© 2016 by Veronica Pletiak.

Krka National Park

November 12, 2017

Don’t listen to TLC, chase those waterfalls girl …                                                                                                                                                             

Krka National Park, is the seventh national park in Croatia. You can find this beautiful park in Dalmatia, 80km northwest of Split. The park is one of the most beautiful natural sights in Croatia, boasting several waterfalls, stunning gorges and the Krka river.


How to Get There?

The National Park can be reached from most major Croatian centres, the closest of which is Split.


Tour Company

Online and in Split itself, there are multiple tour companies offering day trips to Krka. Tours are likely to sell out in the peak season, so it might be worth booking ahead. Having not travelled with this option, I cannot share any experiences but prices were advertised around €60.

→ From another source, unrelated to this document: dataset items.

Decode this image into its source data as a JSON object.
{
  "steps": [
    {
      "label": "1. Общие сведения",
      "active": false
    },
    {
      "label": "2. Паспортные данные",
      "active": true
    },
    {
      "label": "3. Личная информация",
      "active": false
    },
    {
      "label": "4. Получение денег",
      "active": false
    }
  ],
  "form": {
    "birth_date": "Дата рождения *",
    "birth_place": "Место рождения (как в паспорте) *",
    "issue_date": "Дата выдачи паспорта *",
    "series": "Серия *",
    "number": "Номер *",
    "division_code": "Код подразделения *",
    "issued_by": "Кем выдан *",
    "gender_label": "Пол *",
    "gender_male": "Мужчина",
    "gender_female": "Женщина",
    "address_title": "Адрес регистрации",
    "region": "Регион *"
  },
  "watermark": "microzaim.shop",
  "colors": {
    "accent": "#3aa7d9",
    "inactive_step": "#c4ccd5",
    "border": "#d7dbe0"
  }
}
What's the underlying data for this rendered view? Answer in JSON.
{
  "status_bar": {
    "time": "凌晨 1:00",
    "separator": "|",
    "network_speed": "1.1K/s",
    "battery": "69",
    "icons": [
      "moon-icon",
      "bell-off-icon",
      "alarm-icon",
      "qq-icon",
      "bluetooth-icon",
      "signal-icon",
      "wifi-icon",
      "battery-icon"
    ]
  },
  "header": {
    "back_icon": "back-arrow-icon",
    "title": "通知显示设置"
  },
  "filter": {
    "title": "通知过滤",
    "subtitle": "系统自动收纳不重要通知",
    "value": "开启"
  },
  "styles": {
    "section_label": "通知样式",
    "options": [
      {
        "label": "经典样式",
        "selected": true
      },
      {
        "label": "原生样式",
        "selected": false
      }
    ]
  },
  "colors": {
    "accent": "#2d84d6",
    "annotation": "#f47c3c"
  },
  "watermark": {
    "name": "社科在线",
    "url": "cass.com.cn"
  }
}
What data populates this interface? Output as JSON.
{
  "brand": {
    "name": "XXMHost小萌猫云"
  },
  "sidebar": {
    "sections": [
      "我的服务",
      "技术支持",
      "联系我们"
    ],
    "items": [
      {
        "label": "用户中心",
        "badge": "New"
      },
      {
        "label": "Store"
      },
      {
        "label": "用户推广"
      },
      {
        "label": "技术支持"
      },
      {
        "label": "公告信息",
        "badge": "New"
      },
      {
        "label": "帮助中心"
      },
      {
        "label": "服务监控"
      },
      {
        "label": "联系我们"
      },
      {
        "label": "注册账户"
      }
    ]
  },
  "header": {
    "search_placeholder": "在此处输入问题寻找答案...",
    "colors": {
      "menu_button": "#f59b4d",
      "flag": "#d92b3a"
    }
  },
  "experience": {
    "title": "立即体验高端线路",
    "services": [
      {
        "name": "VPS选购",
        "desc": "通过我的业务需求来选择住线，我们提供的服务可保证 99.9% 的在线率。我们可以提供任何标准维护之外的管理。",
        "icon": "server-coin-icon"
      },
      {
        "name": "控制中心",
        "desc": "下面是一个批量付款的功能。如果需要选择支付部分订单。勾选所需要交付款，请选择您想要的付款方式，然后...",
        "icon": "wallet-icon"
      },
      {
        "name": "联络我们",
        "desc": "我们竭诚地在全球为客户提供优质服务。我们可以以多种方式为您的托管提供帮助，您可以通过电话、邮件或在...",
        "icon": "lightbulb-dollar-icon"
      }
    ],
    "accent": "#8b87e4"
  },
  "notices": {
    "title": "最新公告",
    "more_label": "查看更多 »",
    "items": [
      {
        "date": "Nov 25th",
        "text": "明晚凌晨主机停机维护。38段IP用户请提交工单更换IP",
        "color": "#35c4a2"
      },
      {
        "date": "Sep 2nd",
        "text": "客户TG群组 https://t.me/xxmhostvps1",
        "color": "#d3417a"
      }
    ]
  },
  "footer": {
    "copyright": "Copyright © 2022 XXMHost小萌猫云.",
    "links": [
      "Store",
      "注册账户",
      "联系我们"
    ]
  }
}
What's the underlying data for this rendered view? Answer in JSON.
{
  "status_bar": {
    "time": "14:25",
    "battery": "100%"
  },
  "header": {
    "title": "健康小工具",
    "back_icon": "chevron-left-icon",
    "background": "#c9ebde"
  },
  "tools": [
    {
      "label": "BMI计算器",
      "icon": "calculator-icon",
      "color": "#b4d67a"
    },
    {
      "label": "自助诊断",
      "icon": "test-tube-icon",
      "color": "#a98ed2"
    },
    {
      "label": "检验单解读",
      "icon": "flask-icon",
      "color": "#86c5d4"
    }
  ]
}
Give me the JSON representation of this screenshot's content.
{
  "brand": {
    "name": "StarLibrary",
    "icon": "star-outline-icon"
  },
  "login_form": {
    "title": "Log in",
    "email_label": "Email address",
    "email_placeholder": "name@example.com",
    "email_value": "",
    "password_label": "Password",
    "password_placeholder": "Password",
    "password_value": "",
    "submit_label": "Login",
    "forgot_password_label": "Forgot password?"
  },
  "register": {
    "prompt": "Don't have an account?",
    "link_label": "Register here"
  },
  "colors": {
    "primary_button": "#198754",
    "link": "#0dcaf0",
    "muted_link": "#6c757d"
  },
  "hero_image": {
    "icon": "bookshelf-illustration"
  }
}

The cheapest and most flexible option is to visit the park with public transport. In the summer, buses run frequently, to transport visitors to the town of Skradin. From here you can purchase the National Park entrance ticket before getting on the boat to the centre of the park. Bus prices fluctuate depending on the season and the bus company. Visit BusCroatia to plan and pre-book your visit.


Tip: Book the bus early as they sell out very quickly in the summer. We went to the ticket office at 8am and the earliest bus we could get was for 11:30am, which we were very lucky to get. Alternatively, you can pre-book online.

How Much Does It Cost?

Entrance to the National Park costs 180kn, which includes the boat ride from Skradin to the park centre. Prices are cheaper out of peak season with fees being 30kn and 110kn for January-March/November-December and April-June/September-October respectively. You can book online or purchase tickets at the main entrance in Skradin.

What Did You Get Up To?

With a couple extra days in Split, after having just finished a week sailing Croatia (link to sailing croatia blog), we jumped on the local bus to explore another nearby region, Krka National Park. The bus took us to the town of Skradin, where we then switched transport, back onto a boat, which took us to the centre of the park. We wandered through some of the park visiting the waterfalls and lakes before jumping in for a swim at the main waterfall. Krka National Park allows swimming in the park, unlike Plitvice Lakes National Park (link to Croatia blog). Being short on time, we were not able to explore the full expanse of the park, rather we spent most of our time around Skradinski Buk, one of the main waterfalls.


Krka is definitely a place that deserves at least a full day of exploring, which I unfortunately did not have. Just looks like I’ll have to visit once more, and hey, that’s not so bad.